Toutefois, le site de journalisme citoyen Ground Views a fait remarquer que les manifestations contre les produits halal ont plus à voir avec la montée des sentiments anti-musulmans des nationalistes bouddhistes cinghalais qu’avec un désir d’équité :

Il y a eu au cours des derniers mois un accroissement des démonstrations de sentiments anti-musulmans virulents de la part de personnes prétendant s’exprimer au nom de tous bouddhistes cinghalais. Des groupes organisés dirigés par des moines bouddhistes ont tenu des réunions publiques, distribué des pamphlets, et fait des déclarations de presse. Des articles publiés dans des journaux cinghalais et anglais traditionnels ont propagé une haine ethnique et religieuse. […] Les attaques envers les musulmans se sont portées sur tout : les certifications halal sur les produits alimentaires ; le port du hijab, de l’abaya et du niqab chez les femmes ; le port de la barbe chez les hommes ; l’adhan ou appel à la prière depuis les mosquées ; la tradition musulmane de fermer les commerces pour les prières du vendredi ; la prédominance de certaines différences sectaires chez les musulmans ; et le débat en cours sur les méthodes d’abattage des animaux pour la consommation de viande.
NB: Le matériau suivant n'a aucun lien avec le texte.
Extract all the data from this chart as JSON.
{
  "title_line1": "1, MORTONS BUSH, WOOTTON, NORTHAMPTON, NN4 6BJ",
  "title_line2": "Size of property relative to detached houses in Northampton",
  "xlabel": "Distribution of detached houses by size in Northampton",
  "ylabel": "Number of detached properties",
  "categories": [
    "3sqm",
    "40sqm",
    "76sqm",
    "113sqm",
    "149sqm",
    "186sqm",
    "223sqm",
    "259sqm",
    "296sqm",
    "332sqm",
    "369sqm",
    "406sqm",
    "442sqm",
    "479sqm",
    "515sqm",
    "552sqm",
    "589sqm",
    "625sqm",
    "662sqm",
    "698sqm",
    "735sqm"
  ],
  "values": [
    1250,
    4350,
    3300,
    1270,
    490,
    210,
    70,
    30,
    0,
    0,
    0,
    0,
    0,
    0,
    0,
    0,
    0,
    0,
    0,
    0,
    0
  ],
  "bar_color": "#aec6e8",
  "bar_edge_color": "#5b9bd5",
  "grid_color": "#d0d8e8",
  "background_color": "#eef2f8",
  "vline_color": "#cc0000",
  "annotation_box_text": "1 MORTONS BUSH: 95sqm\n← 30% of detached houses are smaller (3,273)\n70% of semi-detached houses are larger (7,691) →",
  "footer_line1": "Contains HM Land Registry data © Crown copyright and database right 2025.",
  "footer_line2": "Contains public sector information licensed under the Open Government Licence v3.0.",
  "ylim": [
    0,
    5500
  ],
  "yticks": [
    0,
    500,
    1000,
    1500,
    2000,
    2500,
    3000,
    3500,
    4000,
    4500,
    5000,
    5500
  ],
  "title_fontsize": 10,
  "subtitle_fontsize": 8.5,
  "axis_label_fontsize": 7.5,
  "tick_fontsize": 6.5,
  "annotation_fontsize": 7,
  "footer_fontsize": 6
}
Le journaliste citoyen Riza Yehiya a écrit que les bouddhistes radicaux jettent l’opprobre sur la communauté bouddhiste dans son ensemble, et détériorent ainsi les relations avec les musulmans : 

La menace adressée à la communauté musulmane est un défi pour cette nation. Elle ne provient pas de la communauté bouddhiste traditionnelle dont la relation avec les musulmans est éprouvée. Elle provient de groupes bouddhistes extrémistes déterminés qui se comportent comme des mercenaires soutenant les élites politiques défaillantes, et servant consciemment ou inconsciemment des intérêts étrangers plutôt que le but consacré de la protection du bouddhisme.

Le blogueur R.M.B. Senanayake a accusé les nationalistes cinghalais, dont certains moines bouddhistes, de mener une campagne de haine contre les musulmans publiquement et sur les médias sociaux en rapportant les incidents récents sur son site web.

Image courtesy Say No To Halal Facebook Page

Image reproduite avec l'autorisation le page Facebook Say No To Halal

Le blogueur politique Indi Samarajiva a écrit sur son site web Indi.ca « le Parti national uni dans l'opposition, a contribué à la controverse sur la question de l’étiquetage halal, en demandant également sa disparition, ce qui est « en conformité avec les intérêts racistes cinghalais ».

Ainsi que le fait remarquer le journaliste citoyen Hejaaz Hizbullah, il n’existe aucune conspiration musulmane au Sri Lanka cherchant à s’emparer des produits halals. Les entreprises ont pris leurs décisions au sujet du halal :

Ce sont les entreprises, et certainement pas les consommateurs musulmans, qui souhaitent ardemment que le halal soit reconnu.

Il a ajouté :

Ce qui inquiète par contre de nombreux musulmans c’est qu’une minorité puisse faire autant de bruit autour de ce « non-problème » et en fasse un problème national. Il ne s’agit pas d’un « problème », mais d’une campagne de haine et d’un programme servant des buts précis qui prend comme prétexte la question de la « certification halal ». Ils veulent mettre le feu aux poudres et s’en prennent donc à n’importe quoi.

Le blogueur Patta Pal Baru est d’avis que la campagne contre le halal n’était pas nécessaire.

Kasun Adikari encourage les bouddhistes à faire preuve de tolérance envers leurs compatriotes musulmans :

En tant que bouddhistes, nous devons savoir respecter les autres religions et leurs pratiques puisque nous appartenons au groupe religieux qui accepte et estime les enseignements raisonnables de chaque religion. Les bouddhistes peuvent également tolérer les pratiques d’autres religions, leurs traditions culturelles et leurs coutumes, même s’ils ne souhaitent pas nécessairement les imiter.